Suddenly, the YouTube video ended. And I was left looking at a black screen. In the darkness of that screen, I saw my reflection and I began assessing what I saw, asking myself, "What have I been doing with my life?" It may seem like an overly dramatic question, but at that moment, I had to ask myself seriously… What have you done? The fact that I couldn't come up with a solid, confident answer gave my inner-cynic license to quickly spiral into self-criticism.

This went on for quite some time, until I got up. I stood up and walked to my mirror to have some serious one-on-one "Queen Talk." I needed to get out of that self-critical mindset, and I know that physical movement is something that help disrupt a way of thinking. I needed to remind myself of who I really was. The negative feelings I was experiencing at that moment were not reality.

Here are a few reminders for whenever you need some Queen Talk!

1.) Comparison is truly the thief of joy.

This saying feels like a cliché. That is, until it's applicable to you. At that moment, this "cliché, becomes self-evident. Comparing myself to someone on a stage with years of experience in an area I know nothing about is not only unfair but straight-up mean. A part of my comparison comes from me wondering, "Would I have the ability, if put in that position, to perform at such a level?" The answer is totally and without question, yes. I excel in the field I work in now, and I know that if I put that same energy towards something else, with practice, I could do just as well. No joy can come from comparing yourself to someone in a completely different field!

2.) Never forget the blessings that have been bestowed upon you.

Every single day, I am blessed to have the opportunity to wake up with all ten fingers and toes and choose to create the kind of life I want to live. There is so much power in that alone, but sometimes it's easy to take it for granted. Let us not forget those who are unable to make that same decision every day of their lives.

3.) Appreciate how far you have come!

I've been very intentional for some time to be kinder and gentler to myself. I need to realize that I am human. Being human means that I will not know everything, and I will continue to make mistakes.But I must let go of the need to always be right. I feel empowered when I can see the growth that I've made, regardless of the mistakes that may come in the future. I don't react to every little thing that bothers me, because I have learned boundaries when it comes to dealing with others and myself. I truly value my time and my energy, and, for that, I am proud.

4.) You Can Be Who You Want To Be

If you can see it in your mind, you can achieve it in reality. I saw myself when I looked at the women on stage, when she smiled, the way she talked, her elegant walk. For a moment, in my self-criticism spiral, I forgot that we are all connected. Debasish Mridha has said "I may not know you, but I don't see any difference between you and me. I see myself in you; we are one." I will not sit in the mentality of lack, there is more than enough opportunity and good fortune to go around for everyone. Her win was not a loss for me, but it can be a nudge from the universe for me to go ahead and dream big!
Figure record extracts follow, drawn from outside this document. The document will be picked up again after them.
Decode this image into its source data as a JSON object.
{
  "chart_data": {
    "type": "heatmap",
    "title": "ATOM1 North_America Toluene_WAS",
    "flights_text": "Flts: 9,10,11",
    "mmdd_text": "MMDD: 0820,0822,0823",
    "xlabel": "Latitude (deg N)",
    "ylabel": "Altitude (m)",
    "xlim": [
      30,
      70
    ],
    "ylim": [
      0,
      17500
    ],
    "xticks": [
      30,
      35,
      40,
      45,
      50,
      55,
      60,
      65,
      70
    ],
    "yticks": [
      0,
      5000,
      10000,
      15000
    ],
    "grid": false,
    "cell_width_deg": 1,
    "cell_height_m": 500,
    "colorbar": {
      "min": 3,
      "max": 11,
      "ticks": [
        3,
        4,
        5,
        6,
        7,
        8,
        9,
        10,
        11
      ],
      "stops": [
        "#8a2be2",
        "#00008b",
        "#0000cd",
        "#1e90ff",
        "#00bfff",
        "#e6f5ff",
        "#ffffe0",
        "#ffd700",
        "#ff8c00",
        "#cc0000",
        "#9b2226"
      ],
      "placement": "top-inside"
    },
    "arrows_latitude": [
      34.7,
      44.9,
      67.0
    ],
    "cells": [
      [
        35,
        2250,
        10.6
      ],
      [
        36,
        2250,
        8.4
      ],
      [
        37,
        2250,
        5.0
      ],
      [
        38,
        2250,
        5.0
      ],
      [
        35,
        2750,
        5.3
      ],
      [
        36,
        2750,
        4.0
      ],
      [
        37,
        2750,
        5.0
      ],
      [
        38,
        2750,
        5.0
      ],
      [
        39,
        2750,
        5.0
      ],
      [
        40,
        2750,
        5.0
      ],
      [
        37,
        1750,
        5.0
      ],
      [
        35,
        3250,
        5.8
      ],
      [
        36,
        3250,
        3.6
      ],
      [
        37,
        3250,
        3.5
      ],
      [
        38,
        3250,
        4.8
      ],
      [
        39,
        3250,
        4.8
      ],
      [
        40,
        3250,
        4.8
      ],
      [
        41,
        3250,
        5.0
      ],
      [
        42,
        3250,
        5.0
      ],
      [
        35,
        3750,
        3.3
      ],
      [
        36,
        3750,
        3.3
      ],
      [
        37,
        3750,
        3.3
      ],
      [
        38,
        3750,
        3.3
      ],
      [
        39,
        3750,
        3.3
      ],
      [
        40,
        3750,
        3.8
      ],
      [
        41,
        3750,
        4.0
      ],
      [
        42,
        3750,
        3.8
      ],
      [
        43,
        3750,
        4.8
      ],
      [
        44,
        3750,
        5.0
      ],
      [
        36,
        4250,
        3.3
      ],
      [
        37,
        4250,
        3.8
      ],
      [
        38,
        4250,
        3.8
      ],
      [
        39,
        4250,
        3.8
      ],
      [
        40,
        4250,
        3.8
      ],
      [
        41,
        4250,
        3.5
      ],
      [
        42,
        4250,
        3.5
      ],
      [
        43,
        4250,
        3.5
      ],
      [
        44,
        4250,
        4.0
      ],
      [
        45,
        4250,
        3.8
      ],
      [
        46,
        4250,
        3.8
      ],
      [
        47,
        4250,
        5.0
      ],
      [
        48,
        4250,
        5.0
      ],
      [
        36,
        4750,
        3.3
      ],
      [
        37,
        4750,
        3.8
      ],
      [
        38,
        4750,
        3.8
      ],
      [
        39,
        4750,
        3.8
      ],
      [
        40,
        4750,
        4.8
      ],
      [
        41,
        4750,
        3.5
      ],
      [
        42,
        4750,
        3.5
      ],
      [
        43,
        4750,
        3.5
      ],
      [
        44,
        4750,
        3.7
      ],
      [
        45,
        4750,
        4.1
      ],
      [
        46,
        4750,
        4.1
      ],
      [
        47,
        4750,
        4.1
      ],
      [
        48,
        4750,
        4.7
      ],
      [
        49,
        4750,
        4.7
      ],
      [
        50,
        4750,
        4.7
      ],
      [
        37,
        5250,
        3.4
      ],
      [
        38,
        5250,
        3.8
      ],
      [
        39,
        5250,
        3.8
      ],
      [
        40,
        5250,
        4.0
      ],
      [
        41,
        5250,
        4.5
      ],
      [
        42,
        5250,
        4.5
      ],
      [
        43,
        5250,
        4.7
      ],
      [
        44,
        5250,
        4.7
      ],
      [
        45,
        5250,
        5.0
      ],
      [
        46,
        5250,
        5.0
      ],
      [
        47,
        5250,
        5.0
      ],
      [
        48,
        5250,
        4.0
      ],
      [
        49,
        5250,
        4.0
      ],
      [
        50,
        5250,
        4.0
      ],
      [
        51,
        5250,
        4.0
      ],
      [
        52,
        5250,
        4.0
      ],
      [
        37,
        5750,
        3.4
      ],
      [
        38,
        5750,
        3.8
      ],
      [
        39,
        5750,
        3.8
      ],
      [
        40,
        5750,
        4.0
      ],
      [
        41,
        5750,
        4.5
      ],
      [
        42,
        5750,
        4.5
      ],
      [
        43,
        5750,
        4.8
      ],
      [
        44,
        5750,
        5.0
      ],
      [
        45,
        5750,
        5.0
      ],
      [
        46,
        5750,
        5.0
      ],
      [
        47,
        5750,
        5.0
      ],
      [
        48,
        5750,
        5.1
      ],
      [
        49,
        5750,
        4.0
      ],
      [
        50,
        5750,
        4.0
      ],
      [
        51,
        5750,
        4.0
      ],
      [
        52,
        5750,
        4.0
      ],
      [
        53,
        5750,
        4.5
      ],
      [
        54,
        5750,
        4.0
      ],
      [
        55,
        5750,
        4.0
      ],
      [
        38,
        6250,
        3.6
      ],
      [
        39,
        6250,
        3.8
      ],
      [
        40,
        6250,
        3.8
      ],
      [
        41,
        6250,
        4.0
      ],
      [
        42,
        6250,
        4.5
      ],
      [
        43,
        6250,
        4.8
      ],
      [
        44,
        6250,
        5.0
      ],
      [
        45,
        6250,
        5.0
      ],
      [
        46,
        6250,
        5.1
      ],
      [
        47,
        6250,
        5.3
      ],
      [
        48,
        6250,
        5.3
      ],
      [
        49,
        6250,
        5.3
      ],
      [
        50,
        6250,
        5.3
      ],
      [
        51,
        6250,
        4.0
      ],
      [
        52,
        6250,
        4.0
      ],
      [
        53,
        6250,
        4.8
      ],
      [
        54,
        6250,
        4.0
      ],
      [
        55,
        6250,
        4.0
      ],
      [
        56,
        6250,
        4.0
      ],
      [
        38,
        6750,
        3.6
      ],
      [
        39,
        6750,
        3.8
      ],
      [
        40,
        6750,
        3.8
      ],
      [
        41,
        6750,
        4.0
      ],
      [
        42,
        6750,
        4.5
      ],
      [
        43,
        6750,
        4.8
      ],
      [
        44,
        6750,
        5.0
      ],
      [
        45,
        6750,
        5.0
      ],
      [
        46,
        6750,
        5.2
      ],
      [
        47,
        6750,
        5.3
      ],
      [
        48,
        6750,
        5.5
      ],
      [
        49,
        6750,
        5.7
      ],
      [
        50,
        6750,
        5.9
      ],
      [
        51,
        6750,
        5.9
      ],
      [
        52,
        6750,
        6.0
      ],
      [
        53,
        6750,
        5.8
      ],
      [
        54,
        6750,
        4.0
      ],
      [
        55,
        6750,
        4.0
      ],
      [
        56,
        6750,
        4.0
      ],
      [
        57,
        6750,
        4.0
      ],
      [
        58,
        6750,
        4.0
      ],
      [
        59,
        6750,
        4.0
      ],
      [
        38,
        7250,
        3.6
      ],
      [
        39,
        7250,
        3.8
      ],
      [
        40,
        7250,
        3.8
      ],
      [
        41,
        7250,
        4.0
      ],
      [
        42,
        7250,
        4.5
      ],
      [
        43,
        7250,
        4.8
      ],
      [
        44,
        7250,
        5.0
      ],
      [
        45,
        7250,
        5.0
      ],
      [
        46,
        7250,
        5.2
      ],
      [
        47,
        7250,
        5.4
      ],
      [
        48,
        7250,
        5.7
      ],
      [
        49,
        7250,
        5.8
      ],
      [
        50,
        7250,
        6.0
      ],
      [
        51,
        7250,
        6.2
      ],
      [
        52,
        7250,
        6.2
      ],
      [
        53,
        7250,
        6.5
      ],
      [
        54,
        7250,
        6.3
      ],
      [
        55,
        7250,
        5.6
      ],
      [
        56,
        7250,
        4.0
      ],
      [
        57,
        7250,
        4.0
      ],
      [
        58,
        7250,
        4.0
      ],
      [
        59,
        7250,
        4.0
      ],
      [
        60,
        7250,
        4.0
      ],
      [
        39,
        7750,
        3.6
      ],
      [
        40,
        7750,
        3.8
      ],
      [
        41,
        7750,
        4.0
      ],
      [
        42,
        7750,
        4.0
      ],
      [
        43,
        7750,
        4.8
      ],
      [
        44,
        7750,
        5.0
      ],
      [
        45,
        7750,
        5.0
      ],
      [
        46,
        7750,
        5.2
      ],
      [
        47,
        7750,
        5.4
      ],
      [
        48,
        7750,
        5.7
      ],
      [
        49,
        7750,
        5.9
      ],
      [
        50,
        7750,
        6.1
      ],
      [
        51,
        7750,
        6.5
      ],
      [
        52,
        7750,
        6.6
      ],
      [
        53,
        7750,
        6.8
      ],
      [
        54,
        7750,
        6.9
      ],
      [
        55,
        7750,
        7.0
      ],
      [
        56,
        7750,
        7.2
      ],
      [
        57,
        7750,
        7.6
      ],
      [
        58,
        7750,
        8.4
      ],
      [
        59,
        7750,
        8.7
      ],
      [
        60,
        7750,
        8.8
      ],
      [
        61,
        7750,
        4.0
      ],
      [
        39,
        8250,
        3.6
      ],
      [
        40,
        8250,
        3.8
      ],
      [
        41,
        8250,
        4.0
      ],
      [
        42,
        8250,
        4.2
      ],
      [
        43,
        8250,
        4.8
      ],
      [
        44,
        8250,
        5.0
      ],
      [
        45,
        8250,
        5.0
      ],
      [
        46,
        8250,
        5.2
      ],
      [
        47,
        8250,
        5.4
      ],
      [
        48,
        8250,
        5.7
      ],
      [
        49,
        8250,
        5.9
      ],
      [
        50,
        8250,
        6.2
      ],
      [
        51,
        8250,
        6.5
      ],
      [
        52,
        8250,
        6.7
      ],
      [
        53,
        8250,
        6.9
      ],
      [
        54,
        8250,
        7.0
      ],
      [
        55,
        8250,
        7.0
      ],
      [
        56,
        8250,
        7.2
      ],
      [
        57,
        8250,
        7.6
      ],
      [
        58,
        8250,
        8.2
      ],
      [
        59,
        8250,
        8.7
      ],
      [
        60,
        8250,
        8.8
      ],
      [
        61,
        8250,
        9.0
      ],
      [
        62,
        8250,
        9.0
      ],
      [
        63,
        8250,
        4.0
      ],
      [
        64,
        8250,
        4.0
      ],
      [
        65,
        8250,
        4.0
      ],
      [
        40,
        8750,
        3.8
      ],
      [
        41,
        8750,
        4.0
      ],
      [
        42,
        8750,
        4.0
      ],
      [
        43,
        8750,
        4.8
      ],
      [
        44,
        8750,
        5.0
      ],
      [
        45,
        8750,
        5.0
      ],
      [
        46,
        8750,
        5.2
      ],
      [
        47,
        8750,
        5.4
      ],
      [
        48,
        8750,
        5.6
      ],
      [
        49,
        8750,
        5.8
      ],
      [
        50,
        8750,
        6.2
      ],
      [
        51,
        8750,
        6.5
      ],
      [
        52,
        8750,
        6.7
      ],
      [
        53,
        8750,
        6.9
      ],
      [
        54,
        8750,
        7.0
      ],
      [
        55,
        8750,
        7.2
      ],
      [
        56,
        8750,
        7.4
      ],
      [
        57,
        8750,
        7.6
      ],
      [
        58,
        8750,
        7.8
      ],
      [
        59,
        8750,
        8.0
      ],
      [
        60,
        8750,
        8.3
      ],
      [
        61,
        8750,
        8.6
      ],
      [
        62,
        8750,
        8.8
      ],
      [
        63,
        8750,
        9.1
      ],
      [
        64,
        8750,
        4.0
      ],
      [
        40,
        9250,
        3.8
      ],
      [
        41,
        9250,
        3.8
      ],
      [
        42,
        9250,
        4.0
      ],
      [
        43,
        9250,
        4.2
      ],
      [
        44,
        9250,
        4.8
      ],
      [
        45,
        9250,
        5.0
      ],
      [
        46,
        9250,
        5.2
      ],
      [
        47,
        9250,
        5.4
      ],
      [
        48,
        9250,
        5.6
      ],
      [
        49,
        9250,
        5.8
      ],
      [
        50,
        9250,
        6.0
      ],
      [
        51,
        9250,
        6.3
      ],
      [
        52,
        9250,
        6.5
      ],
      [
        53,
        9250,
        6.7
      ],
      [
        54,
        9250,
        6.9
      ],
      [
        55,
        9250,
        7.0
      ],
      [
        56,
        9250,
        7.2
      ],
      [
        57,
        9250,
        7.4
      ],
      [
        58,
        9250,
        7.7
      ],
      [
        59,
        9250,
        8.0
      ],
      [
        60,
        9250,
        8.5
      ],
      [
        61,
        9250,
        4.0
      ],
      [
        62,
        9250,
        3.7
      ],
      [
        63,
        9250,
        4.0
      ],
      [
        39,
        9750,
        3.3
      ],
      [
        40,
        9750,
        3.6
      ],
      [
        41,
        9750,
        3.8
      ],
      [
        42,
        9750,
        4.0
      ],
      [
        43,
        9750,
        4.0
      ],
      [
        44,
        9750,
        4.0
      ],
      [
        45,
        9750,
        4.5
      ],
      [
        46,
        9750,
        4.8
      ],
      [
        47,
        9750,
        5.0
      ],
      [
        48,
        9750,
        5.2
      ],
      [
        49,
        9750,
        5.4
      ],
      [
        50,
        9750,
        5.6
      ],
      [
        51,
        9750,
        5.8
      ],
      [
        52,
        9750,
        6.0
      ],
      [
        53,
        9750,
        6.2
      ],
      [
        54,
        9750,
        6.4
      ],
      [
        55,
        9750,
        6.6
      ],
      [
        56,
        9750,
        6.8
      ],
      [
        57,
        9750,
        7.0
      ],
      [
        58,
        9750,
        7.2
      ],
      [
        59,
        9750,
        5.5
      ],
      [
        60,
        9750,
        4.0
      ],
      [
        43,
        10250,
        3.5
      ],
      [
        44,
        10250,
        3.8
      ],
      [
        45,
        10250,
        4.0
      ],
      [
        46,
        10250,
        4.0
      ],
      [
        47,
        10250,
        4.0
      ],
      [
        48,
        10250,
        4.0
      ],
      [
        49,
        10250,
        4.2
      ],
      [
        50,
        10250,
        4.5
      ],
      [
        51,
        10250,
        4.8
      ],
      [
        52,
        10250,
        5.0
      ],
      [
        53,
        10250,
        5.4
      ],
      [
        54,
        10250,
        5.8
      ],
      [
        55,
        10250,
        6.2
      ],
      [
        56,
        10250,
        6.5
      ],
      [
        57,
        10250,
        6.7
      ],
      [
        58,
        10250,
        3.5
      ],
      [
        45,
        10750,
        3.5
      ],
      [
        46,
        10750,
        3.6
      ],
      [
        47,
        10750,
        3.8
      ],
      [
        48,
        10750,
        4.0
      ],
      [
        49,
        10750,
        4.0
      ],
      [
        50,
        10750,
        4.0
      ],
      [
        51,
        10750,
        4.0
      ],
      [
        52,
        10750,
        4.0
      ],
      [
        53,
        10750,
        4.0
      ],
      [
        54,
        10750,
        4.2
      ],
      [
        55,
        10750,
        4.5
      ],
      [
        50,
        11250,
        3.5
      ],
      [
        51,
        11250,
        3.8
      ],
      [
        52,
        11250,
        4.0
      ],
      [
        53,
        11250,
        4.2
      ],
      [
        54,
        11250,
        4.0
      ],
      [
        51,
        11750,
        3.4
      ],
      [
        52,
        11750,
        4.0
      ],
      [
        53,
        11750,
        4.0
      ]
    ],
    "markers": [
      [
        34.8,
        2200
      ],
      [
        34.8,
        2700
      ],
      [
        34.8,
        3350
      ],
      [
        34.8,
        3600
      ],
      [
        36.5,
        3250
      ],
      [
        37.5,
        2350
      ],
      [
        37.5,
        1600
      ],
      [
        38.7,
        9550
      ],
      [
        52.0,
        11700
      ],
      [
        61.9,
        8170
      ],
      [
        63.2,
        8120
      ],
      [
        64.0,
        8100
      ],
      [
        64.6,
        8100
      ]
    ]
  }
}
This Queen Talk was not easy. There may have been some tissues and tears involved but giving myself an honest yet compassionate talk is sometimes what I need to bring myself out of some bad head space. In these moments of doubt, you truly need to be your own best friend.When times get rough, criticism won't always come from outside sources. How you speak about yourself internally is crucial to how you see and feel about yourself. As Beyoncé once sang, "I've got Me, Myself, and I." We must put forth every effort to be there for ourselves. I look forward to more Queen Talks when some negative emotions arise. I am grateful for the person I am today, but I am excited to see the women I become.